Limpiar, pulir, desinfectar: forman parte de tu rutina diaria. Pero ¿sabías que algunos productos del hogar podrían, a largo plazo, afectar tu respiración? Un amplio estudio europeo investigó esta cuestión, con resultados que nos hacen reflexionar…
Un estudio a largo plazo que plantea preguntas
En 2018, un equipo de investigadores de la Universidad de Bergen, Noruega, publicó en el American Journal of Respiratory and Critical Care Medicine los resultados de un impresionante seguimiento: 6.235 adultos europeos observados durante casi veinte años, como parte del ECRHS (Encuesta de Salud Respiratoria de la Comunidad Europea).
Mediante tres exámenes espirométricos realizados a lo largo del tiempo, los científicos midieron los cambios en la función pulmonar de las participantes. Su principal hallazgo se refiere a mujeres que usan regularmente productos de limpieza, ya sea en casa o en el ámbito profesional.
En estas mujeres, la disminución de la capacidad respiratoria parece ser ligeramente más rápida que en aquellas con baja exposición. La magnitud de esta disminución, durante un período de 10 a 20 años, es comparable a la observada en fumadoras moderadas. No se trata de un efecto repentino, sino de un fenómeno gradual que se desarrolla con el tiempo.
¿Qué ocurre en los pulmones?
Los productos de uso diario (aerosoles multiusos, limpiadores de suelos, desincrustantes) liberan vapores químicos al usarse. Muchos contienen amoníaco, cloro o compuestos de amonio cuaternario. En pequeñas dosis, estas sustancias irritan las mucosas bronquiales. La exposición repetida semana tras semana a este tipo de productos podría contribuir a una inflamación crónica leve.
En concreto, el estudio destaca una disminución anual del FEV1 (volumen espiratorio forzado en un segundo) de 22,1 ml en mujeres que realizan tareas domésticas y de 22,4 ml en limpiadoras profesionales. En mujeres no expuestas a la radiación, esta disminución se estima en 18,5 ml al año. La capacidad vital forzada (CVF) sigue la misma tendencia, con una reducción anual de entre 13,1 y 15,9 ml, según el nivel de exposición.
Entre los hombres, el efecto es mucho menos pronunciado, probablemente porque, estadísticamente, participan menos en las tareas domésticas habituales en esta cohorte. Además, el 85 % de quienes realizaban la limpieza del hogar en el estudio eran mujeres.
Un punto importante: incluso el uso semanal de un solo producto, ya sea en aerosol o no, parece contribuir a este efecto acumulativo. Lo que importa son las exposiciones pequeñas y repetidas.
Un riesgo que ha sido subestimado durante mucho tiempo
Los profesionales sanitarios ya sabían que ciertos productos domésticos podían desencadenar ataques de asma o síntomas respiratorios inmediatos, especialmente en el personal de limpieza. Esta investigación destaca un impacto más discreto, que no necesariamente se acompaña de síntomas agudos.
El estudio no muestra un aumento significativo de casos de enfermedad pulmonar obstructiva crónica (EPOC) a corto plazo.
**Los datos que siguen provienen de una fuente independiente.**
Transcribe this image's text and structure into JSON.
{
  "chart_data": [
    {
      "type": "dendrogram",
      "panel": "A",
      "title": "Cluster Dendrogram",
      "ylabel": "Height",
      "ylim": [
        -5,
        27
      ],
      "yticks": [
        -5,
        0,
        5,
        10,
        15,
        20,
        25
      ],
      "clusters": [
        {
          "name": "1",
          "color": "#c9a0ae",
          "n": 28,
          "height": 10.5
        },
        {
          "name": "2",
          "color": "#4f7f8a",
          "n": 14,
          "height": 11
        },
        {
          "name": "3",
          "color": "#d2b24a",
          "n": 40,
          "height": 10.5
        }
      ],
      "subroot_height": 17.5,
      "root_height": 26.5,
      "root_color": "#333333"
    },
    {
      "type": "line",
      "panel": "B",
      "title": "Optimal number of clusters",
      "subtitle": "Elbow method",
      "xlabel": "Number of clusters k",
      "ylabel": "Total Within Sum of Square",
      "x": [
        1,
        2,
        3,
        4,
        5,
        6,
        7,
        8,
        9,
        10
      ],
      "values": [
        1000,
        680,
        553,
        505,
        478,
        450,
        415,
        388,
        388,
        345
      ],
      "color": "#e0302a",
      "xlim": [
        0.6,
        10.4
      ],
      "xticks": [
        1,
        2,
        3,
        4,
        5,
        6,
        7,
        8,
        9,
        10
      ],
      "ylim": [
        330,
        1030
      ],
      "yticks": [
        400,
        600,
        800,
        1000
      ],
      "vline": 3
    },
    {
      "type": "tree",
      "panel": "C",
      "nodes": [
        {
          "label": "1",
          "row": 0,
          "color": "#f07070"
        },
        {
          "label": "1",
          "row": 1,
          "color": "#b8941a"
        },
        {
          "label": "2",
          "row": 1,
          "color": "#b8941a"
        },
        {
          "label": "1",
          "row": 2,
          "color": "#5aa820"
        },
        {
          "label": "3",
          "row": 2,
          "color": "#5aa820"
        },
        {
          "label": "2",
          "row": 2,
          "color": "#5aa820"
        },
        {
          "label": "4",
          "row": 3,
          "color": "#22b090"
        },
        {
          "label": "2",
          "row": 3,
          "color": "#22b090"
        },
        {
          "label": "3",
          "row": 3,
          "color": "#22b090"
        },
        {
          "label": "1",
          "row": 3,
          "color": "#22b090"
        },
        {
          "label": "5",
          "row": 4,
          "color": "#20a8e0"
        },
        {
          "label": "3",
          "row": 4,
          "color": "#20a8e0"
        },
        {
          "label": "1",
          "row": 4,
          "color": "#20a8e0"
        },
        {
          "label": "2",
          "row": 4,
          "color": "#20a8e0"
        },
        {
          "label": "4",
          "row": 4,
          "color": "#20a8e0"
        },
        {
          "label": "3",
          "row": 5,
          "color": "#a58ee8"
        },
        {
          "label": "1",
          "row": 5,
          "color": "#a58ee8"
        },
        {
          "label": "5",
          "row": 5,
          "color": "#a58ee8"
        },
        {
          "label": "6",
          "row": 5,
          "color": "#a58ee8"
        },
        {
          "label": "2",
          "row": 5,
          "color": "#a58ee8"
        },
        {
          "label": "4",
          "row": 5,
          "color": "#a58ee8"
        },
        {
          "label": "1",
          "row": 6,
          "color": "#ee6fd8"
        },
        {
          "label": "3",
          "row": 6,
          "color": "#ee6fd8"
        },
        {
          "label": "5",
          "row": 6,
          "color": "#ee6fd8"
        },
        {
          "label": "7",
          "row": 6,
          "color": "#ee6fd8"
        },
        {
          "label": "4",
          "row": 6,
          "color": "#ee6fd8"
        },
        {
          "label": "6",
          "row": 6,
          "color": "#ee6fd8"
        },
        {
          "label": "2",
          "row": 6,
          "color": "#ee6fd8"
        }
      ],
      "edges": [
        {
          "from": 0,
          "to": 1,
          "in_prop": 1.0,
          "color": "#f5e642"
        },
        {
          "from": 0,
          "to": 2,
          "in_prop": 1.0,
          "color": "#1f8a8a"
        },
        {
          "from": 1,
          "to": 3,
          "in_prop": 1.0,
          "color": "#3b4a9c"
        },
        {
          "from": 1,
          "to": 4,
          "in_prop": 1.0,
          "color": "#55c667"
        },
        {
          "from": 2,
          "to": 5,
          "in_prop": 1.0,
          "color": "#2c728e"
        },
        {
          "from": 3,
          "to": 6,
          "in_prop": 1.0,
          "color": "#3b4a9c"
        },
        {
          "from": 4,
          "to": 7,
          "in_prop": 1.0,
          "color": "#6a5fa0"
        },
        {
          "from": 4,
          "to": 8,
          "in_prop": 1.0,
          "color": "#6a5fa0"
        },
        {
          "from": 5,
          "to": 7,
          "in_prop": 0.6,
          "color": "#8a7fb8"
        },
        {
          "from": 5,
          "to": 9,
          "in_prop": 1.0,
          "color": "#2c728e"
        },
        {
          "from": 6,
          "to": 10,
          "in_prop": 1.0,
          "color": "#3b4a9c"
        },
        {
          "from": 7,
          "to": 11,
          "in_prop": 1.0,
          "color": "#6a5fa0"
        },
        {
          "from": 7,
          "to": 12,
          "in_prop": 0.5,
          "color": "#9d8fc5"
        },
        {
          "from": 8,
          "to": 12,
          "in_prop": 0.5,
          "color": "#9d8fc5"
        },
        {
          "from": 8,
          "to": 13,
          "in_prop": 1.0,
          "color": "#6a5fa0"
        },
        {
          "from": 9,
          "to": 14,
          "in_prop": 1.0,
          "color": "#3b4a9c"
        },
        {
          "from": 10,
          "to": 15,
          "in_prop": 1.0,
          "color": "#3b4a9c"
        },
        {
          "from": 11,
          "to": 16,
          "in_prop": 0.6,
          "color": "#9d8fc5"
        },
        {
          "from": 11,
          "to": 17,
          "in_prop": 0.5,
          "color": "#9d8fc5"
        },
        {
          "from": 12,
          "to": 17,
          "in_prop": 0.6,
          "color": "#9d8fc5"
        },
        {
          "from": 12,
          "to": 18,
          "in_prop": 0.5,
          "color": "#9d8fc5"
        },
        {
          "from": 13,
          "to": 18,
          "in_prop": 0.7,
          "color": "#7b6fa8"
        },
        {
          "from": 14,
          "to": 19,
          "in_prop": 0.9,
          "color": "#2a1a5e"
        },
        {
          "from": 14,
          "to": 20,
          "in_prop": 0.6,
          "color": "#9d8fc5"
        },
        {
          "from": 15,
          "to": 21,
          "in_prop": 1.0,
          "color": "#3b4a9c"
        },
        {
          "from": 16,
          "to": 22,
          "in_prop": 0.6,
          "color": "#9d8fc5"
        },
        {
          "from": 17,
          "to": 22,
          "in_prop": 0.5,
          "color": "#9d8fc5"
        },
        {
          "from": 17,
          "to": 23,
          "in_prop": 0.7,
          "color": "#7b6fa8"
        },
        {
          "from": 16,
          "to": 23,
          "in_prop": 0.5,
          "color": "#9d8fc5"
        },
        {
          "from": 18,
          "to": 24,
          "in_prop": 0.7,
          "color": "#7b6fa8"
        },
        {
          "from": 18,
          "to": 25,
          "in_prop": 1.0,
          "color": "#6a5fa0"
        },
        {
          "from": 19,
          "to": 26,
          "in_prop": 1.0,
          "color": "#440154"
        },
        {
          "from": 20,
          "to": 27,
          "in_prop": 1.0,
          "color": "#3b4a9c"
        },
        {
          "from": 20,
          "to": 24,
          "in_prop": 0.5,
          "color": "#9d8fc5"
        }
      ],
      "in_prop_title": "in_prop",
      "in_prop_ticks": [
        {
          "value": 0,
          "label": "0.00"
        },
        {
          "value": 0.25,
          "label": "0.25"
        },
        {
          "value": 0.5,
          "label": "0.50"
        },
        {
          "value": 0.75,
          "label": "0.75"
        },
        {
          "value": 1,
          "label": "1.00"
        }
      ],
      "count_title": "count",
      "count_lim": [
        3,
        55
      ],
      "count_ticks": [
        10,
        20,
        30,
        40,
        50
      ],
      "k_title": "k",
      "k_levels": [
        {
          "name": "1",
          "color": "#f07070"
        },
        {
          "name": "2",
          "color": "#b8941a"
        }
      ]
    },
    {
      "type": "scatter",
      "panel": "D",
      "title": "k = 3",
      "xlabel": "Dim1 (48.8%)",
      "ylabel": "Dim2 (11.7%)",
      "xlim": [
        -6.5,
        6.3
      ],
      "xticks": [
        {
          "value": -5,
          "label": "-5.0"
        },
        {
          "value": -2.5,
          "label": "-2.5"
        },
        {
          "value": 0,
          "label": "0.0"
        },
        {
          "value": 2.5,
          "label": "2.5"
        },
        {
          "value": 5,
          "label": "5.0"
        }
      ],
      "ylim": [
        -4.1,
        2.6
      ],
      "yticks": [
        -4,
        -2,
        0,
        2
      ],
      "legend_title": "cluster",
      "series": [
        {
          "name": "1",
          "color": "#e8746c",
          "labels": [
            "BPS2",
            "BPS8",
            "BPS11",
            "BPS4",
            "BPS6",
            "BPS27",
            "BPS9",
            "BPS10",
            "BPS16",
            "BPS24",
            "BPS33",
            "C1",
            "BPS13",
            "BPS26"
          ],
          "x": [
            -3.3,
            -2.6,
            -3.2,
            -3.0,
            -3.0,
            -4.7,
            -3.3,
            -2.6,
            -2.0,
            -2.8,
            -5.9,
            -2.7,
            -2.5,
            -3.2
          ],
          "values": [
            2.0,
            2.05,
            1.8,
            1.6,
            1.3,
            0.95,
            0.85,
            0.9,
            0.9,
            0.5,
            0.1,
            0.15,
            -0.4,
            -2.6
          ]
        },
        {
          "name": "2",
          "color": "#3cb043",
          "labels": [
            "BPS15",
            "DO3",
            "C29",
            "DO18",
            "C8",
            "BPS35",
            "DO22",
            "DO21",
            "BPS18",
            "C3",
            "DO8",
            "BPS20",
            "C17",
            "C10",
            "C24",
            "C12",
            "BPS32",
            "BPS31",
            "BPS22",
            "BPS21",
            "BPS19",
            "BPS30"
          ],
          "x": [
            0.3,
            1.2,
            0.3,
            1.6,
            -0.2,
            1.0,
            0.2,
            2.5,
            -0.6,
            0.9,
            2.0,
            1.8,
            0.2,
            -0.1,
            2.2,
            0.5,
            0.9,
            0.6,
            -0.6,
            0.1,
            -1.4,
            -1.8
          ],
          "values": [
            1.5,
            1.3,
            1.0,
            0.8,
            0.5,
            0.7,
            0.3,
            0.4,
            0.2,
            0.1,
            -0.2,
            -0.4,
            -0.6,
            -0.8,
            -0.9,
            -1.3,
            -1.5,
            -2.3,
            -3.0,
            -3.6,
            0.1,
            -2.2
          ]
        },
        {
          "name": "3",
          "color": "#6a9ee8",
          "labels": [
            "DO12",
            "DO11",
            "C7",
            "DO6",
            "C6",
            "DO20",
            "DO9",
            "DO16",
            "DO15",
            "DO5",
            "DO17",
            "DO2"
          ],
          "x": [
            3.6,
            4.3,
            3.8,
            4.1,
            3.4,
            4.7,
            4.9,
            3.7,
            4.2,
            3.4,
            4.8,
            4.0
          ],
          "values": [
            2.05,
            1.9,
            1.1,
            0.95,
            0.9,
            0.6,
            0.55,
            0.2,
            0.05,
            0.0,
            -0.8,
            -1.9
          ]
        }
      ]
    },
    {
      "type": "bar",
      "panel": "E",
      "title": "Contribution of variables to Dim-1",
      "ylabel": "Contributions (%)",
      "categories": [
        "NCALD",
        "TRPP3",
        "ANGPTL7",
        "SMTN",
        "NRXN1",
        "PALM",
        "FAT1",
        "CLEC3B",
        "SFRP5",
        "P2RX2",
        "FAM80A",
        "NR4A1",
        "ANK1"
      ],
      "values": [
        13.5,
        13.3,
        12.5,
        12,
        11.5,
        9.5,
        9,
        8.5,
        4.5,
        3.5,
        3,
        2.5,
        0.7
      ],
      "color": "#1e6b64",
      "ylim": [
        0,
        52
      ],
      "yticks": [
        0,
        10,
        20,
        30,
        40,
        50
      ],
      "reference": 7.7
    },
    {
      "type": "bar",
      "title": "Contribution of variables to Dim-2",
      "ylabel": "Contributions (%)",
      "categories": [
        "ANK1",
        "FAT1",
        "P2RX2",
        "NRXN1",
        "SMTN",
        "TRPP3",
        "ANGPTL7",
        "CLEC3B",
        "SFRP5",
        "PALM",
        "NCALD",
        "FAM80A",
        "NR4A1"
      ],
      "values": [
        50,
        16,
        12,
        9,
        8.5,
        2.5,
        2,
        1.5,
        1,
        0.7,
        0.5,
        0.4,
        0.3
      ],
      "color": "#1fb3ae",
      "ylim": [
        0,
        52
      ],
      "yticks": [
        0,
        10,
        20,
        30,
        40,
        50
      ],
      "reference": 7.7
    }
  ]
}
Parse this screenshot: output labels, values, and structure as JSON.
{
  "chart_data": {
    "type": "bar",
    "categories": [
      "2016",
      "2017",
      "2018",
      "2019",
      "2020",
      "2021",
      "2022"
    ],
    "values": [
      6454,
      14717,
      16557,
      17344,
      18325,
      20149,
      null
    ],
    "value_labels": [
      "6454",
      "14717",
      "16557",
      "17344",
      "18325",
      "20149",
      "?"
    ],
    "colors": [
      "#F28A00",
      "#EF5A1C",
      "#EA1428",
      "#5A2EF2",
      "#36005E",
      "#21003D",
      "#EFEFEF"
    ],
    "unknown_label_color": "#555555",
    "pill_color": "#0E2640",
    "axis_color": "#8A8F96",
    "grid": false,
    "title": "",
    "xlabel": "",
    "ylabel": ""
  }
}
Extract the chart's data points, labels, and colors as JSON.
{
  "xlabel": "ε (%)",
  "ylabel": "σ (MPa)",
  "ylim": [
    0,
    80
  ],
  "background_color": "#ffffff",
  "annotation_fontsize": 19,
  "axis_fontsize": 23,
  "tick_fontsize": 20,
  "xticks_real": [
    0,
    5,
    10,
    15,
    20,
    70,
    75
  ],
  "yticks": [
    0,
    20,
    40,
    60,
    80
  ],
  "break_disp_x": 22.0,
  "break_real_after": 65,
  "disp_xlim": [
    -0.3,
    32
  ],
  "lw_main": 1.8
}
Sin embargo, la disminución medida de la CVF sugiere que podrían producirse cambios en el tejido pulmonar a lo largo de varias décadas.
En comparación, los fumadores empedernidos (más de 20 paquetes-año) experimentan una pérdida anual de FEV1 de hasta 27 ml. Los productos de limpieza domésticos se encuentran en un rango intermedio, cercano al de una exposición moderada al tabaco. Esto debería impulsar una reevaluación de estas prácticas domésticas, a menudo percibidas como inofensivas.
La limpieza y la respiración pueden ir de la mano
Buenas noticias: no se trata de renunciar a tener una casa limpia. Se trata más bien de adoptar hábitos que favorezcan el aliento.
- La ventilación es un reflejo clave. Abrir bien las ventanas durante al menos quince minutos durante y después de la limpieza ayuda a eliminar gran parte de los gases irritantes.
- Reduce la frecuencia de pulverizaciones, favorece formatos líquidos sin pulverizar o, mejor aún, utiliza alternativas naturales sencillas como vinagre blanco diluido o bicarbonato de sodio.
- Recuerde medir con cuidado: una pequeña cantidad suele ser suficiente. Usar guantes limita el contacto con la piel y una mascarilla ligera puede reducir la inhalación durante tareas más intensivas.
En definitiva, este estudio no pretende hacerte sentir culpable, sino informarte. Al adaptar algunos hábitos sencillos, puedes preservar tu salud respiratoria a largo plazo. Respirar libremente a los 50 o 60 años es un regalo que puedes empezar a darte hoy mismo, sin sacrificar tu comodidad ni tu bienestar.